My husband was surprised when I sat down to watch. I told him it was just until Billy Crystal did his tribute to Robin Williams. It didn't interfere with his reading so, for the most part, it was okay with him. Although the camera kept panning across the audience and showing Julia Roberts. Then very quickly moving on to other people in the audience. I could not remember her name and he didn't appreciate my asking him who she was because by the time he looked up she wasn't on camera anymore. I finally remembered the name of the one movie I could think of that she starred in -- Pretty Woman with Richard Gere. Then he told me her name and strongly suggested that I shouldn't involve him in my TV program any more.
And who knew how much Seth Meyers looks like Ellen DeGeneres?
The clothes were beautiful and neither the male nor the female of the species limited themselves to black.
The attention Matthew McConaughey got seemed odd. I guess being on TV shows no longer carries the stigma for movie stars that it once did. Somebody said he was the Sexiest Man of the Year. Maybe it was that guy from Cheers. I agree that McConaughey is cute, but speaking of Richard Gere, now that was a sexy man. And probably still is.
Then my husband and I got to talking about the movie Mud that McConaughey was in. We lived in far Southeast Arkansas for a time and we enjoyed McConaughey's accent. My husband remembered that he played a bad guy in that movie. To which I responded, "well yes and no." He said he was pretty sure that a convicted murderer qualified as a bad guy. So, okay, I'll give him that.

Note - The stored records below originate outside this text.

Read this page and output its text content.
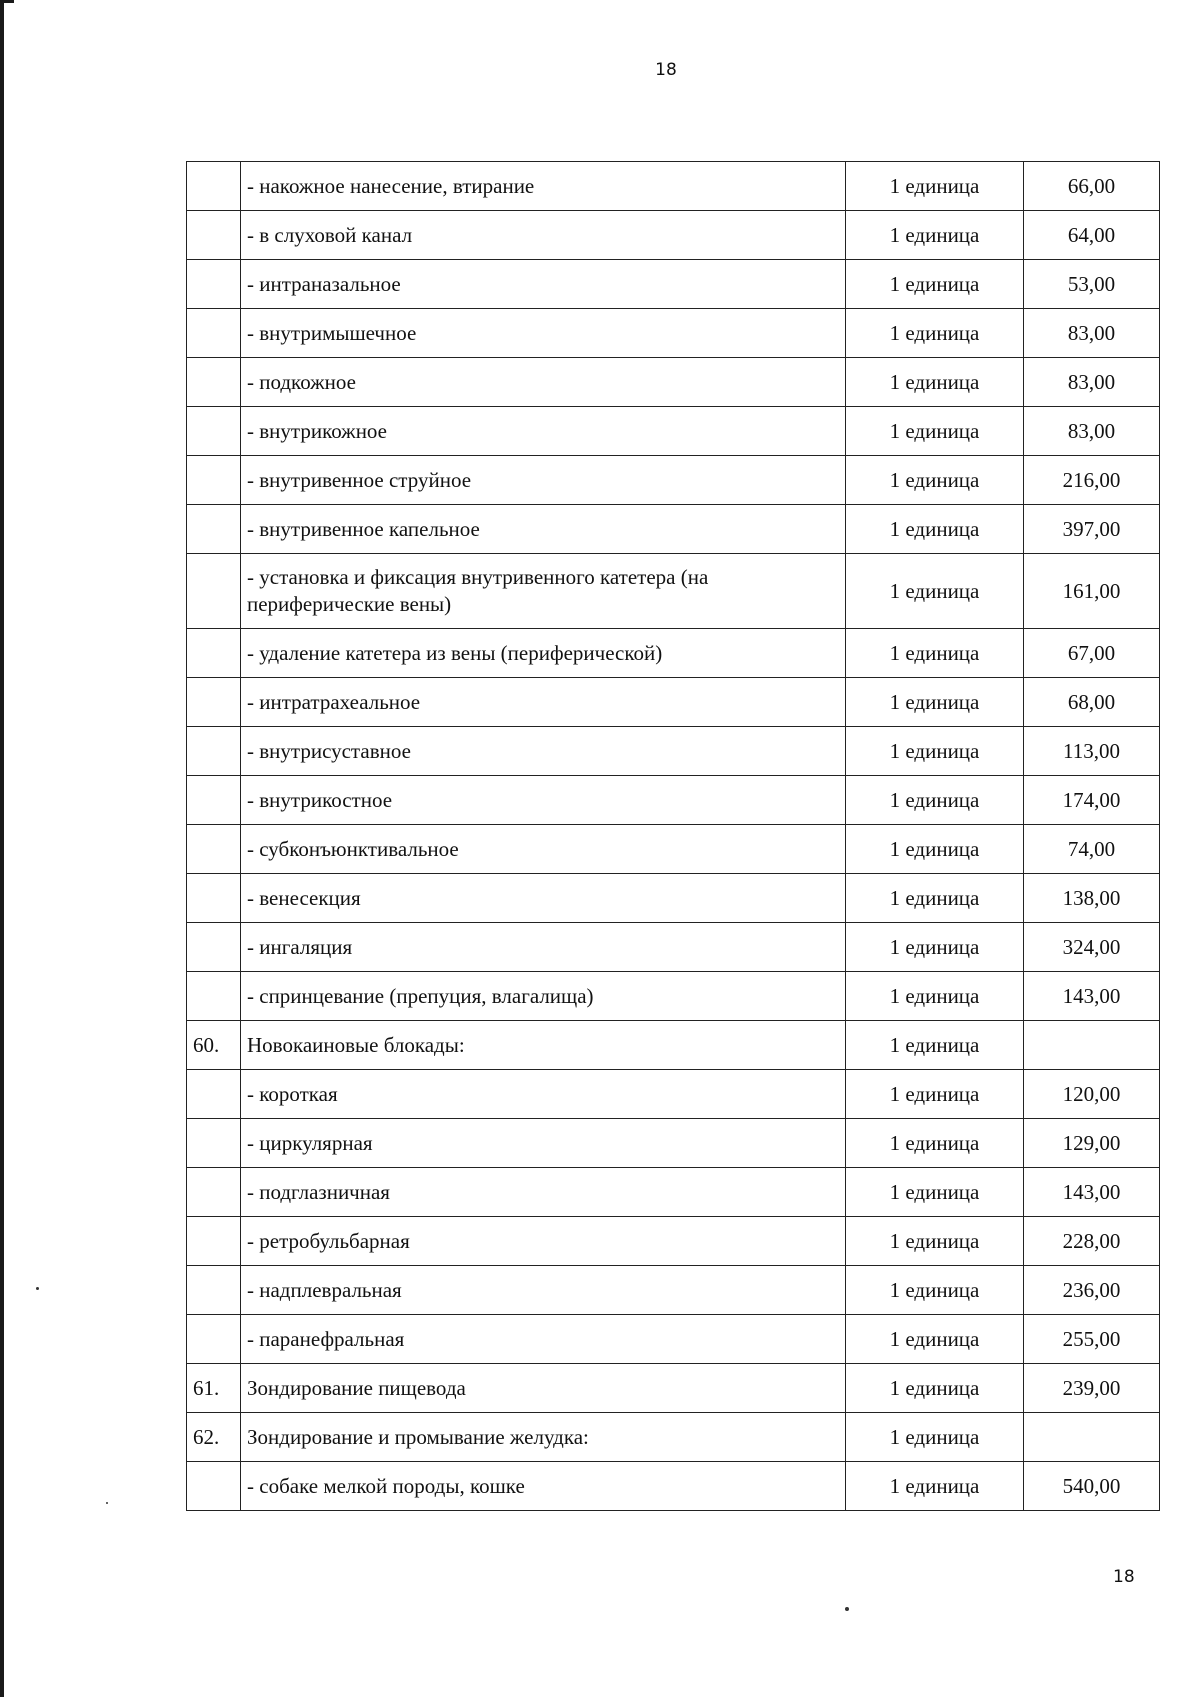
18
	- накожное нанесение, втирание	1 единица	66,00
	- в слуховой канал	1 единица	64,00
	- интраназальное	1 единица	53,00
	- внутримышечное	1 единица	83,00
	- подкожное	1 единица	83,00
	- внутрикожное	1 единица	83,00
	- внутривенное струйное	1 единица	216,00
	- внутривенное капельное	1 единица	397,00
	- установка и фиксация внутривенного катетера (на периферические вены)	1 единица	161,00
	- удаление катетера из вены (периферической)	1 единица	67,00
	- интратрахеальное	1 единица	68,00
	- внутрисуставное	1 единица	113,00
	- внутрикостное	1 единица	174,00
	- субконъюнктивальное	1 единица	74,00
	- венесекция	1 единица	138,00
	- ингаляция	1 единица	324,00
	- спринцевание (препуция, влагалища)	1 единица	143,00
60.	Новокаиновые блокады:	1 единица	
	- короткая	1 единица	120,00
	- циркулярная	1 единица	129,00
	- подглазничная	1 единица	143,00
	- ретробульбарная	1 единица	228,00
	- надплевральная	1 единица	236,00
	- паранефральная	1 единица	255,00
61.	Зондирование пищевода	1 единица	239,00
62.	Зондирование и промывание желудка:	1 единица	
	- собаке мелкой породы, кошке	1 единица	540,00
18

Then the Emmy for the Best Supporting Actor went, not to our beloved Carson from Downton Abbey, but to some guy from a series called Breaking Bad, with which I am not familiar. And the clip of the winner ranting and raving while standing threateningly over some poor guy with a much bloodied face effectively guarantees that I will not become familiar with Breaking Bad.
Not that I'm against violence in entertainment across the board. I do watch Luther which is pretty violent. Perhaps I just find violence with a British accent less realistic and thereby less scary.
Like all good planners the Emmy Award Show saved the good for late in the production ensuring that people like me would watch all those other bits, including the commercials.
The ads with Ricky Gervais did nothing to entice me into spending my time with anything else he's in, but Louis C.K. and his Louie does sound interesting and it's available on Netflix so no problem with commercials there.
Then came the part I'd been waiting for. Billy Crystal spoke of the comedic genius and the high energy antics of the performer Robin Williams. But more importantly, he spoke of his friend Robin Williams.
In Williams' unscripted appearances and comedic routines, his quick wit and wide-ranging references attracted me like a fly to honey. His frenetic delivery made it more like a moth to flame. Then there were his more serious movies -- Dead Poet's Society, Good Will Hunting, Awakenings, etc. -- the movies that allowed him to do a dramatic turn. They showed his humanity. For me The Fisher King is the best.
The picture that opens this blog is of the Red Knight, Parry's demon. It is at once wonderful and terrifying as is Jack's alcohol, and for many of us, the tenuous link we have with life and sanity.
Like us, Jeff Bridges' Jack and Williams' Parry are damaged. But they connect and it's that connection more than their wounds that makes them human. Beautifully human. The picture of Parry explaining the legend of The Fisher King to Jack as they lie on the grass, looking into the night together is, for me, the image of that human connection. Yep. That's the way I want to remember Robin Williams -- lying naked on the grass telling us telling us the legend of a grievously wounded hero who must have help to recover the Holy Grail.